GRAND RAPIDS, Mich. (WOOD) — Baiting for white-tailed deer is still illegal in Michigan but recent legislation passed through the state House of Representatives has hunters hopeful they may soon be able to bait.
State Rep. Michele Hoitenga, R-Manton, sponsored Bill 4687 which the house narrowly approved, 56-49, Nov. 5. It now goes to the Senate for future consideration.
Hunters in West Michigan say baiting is part of the tradition of hunting. In a statement, Hoietenga said hunters have grown accustomed to relying on bait come opening day.
“Baiting is a method that hunters have relied on for generations,” Hoitenga said. “There’s absolutely no evidence it contributes to the spread of disease.”
Merle Shoemaker of Al & Bob’s Sports in Cutlerville says he and many other hunters have been confused by the back and forth status of baiting in recent years.
“They need to stop going back and forth with it. I think a lot of people are confused with what’s legal, what’s not legal,” Shoemaker said. “Baiting has been legal, and then not legal several times probably over the last fifteen years.”

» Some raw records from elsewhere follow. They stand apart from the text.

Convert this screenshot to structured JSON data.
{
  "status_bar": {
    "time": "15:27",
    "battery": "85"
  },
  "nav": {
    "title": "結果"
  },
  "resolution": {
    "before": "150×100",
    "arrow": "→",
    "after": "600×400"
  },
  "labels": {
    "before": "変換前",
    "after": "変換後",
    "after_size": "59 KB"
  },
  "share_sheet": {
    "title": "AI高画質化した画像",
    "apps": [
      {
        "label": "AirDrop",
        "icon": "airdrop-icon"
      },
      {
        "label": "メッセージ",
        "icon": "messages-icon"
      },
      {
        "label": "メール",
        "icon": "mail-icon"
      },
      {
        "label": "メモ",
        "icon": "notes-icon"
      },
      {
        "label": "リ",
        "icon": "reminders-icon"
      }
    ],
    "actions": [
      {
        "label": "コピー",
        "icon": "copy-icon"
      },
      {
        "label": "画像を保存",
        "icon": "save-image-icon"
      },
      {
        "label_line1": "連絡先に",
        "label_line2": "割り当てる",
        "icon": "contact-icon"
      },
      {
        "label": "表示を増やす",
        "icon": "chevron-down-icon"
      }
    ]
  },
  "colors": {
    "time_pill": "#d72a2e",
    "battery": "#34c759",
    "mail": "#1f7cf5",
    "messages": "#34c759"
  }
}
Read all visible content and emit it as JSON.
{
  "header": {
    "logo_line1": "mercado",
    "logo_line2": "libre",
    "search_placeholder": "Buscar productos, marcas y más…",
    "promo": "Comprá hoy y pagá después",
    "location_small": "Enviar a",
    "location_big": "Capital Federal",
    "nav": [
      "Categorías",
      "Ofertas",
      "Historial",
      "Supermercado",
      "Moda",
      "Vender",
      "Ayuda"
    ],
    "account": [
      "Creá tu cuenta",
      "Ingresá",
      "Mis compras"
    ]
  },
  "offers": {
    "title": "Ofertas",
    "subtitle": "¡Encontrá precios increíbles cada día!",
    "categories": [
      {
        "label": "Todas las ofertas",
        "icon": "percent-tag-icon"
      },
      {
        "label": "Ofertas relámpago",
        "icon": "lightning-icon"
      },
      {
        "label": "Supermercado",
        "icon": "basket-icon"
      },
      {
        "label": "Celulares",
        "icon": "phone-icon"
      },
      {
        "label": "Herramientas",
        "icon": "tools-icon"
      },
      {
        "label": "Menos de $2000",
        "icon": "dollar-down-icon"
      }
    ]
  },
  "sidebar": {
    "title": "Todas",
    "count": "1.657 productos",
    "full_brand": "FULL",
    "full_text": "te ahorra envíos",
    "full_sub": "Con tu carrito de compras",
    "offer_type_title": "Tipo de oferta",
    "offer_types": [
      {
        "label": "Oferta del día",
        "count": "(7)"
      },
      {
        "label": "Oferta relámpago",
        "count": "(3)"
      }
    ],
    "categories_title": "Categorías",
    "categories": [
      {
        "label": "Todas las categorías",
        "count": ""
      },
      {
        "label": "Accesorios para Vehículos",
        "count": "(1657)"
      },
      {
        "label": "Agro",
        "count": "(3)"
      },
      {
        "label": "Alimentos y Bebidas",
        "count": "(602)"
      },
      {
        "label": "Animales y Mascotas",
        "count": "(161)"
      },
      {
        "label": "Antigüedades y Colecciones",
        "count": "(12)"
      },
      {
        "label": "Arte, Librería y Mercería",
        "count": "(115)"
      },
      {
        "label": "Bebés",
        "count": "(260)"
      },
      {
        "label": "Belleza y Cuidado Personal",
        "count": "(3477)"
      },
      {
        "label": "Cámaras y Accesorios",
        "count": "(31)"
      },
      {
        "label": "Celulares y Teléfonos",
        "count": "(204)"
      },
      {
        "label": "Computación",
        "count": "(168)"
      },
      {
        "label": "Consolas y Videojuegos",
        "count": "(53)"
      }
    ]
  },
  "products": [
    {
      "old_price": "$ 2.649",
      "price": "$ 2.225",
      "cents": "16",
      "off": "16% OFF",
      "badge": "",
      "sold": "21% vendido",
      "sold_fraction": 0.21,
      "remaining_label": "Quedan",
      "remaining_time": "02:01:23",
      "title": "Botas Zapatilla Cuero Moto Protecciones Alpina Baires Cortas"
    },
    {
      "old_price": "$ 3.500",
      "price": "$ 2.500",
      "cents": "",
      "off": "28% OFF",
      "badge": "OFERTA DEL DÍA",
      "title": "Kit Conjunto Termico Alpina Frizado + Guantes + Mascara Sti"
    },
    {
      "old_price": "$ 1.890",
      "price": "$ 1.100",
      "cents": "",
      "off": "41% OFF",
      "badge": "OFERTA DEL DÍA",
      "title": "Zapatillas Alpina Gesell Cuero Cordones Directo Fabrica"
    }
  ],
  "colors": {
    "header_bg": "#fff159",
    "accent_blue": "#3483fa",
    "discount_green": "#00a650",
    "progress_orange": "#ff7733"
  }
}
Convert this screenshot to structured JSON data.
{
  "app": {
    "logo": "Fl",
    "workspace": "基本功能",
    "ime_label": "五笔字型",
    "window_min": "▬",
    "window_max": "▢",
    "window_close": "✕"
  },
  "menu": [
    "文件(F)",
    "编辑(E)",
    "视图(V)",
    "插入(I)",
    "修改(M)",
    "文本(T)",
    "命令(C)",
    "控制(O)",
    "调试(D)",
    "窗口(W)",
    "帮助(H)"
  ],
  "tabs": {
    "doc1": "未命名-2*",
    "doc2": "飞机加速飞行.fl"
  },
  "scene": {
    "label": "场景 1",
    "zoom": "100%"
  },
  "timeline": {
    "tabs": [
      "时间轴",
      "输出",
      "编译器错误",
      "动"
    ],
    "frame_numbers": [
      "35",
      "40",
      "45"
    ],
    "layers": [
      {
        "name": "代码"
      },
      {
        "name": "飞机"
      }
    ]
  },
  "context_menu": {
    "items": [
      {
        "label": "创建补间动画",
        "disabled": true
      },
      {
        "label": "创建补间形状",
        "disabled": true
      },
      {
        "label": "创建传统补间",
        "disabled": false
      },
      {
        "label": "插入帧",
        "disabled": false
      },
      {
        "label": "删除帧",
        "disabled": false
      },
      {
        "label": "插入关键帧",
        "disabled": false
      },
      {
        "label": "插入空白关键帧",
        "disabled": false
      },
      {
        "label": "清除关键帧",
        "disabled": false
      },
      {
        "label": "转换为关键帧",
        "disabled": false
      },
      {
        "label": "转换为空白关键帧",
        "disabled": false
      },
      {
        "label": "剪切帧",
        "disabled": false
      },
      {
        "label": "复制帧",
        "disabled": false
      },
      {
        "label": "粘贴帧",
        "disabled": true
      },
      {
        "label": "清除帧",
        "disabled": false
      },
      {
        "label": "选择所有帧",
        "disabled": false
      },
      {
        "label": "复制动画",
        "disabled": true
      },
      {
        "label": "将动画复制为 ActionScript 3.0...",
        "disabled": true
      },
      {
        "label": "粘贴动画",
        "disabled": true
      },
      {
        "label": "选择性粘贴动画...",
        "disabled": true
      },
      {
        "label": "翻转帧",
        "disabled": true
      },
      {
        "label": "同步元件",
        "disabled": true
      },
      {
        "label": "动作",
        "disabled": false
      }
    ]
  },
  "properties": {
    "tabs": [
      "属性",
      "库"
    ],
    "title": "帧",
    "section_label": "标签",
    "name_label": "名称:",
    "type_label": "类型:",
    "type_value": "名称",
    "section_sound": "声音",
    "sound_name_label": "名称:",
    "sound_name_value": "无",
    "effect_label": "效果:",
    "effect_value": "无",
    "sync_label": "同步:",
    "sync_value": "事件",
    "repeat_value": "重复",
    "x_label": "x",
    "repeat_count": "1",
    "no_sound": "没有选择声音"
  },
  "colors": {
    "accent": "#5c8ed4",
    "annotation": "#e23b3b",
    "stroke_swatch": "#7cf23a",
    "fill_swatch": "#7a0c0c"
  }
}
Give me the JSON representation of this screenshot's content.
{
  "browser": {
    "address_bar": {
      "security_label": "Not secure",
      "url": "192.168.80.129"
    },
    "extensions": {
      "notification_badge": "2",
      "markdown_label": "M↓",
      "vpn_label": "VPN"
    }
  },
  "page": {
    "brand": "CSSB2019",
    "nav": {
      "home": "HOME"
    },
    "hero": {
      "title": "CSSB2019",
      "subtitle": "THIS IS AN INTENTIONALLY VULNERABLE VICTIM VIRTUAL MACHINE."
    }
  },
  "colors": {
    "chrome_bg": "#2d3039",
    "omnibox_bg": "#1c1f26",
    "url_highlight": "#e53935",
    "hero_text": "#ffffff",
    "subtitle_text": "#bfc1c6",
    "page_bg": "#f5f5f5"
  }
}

In fact, baiting was most recently outlawed in 2008 over concerns of spreading Chronic Wasting Disease. Regulators then believed bait piles could lead to spreading the disease through mouth to mouth contact between deer while feeding.
However, in 2011, tests revealed no additional diseased wildlife.
“The indications are there that you don’t really have to you know, stop baiting to stop the spread of CWD and that’s not how it’s necessarily spread,” Shoemaker said. “I don’t think that’s a good indication of something that spreads CWD necessarily. Deer have mouth to mouth contact all the time.”
The debate on whether to allow bait piles to return in West Michigan comes as hunting licenses have dipped nationwide and especially in Michigan.
Shoemaker argues the changing laws could be part of the decline.
“It really deters would be hunters,” Shoemaker said. “As they change the laws a lot and then they stop paying attention. When they do it year to year, not everybody reads the hunting regulations all the time, and no one wants to get in trouble if they can avoid it.”
Bait piles can encourage hunters to hit the woods because if done correctly the feed can increase your chances of bagging a buck.
Some argue the practice reduces the sportsmanship of the hunt however Shoemaker says it’s not a guaranteed kill.
“I don’t really think it makes them less of a sportsman. I think it makes it something that they believe will make it easier for them,” Shoemaker said. “But it can make them nocturnal. They’ll come to say a bait pile or carrot pile only so often before they’re spooked off of it and then once that happens, they become nocturnal.”
The bill’s sponsor believes baiting will lead to an increase in hunters heading to the woods. It remains unclear if the bill will pass through the Senate and be signed into law once it arrives on Gov. Gretchen Whitmer’s desk.
Hunters this year will have to anticipate any potential change for next year’s hunt.
“We are still very excited for opening day this year,” Shoemaker said. “Whether they change the law or not, I just hope it stays that way, legal or illegal and quit going back and forth every three or four years.”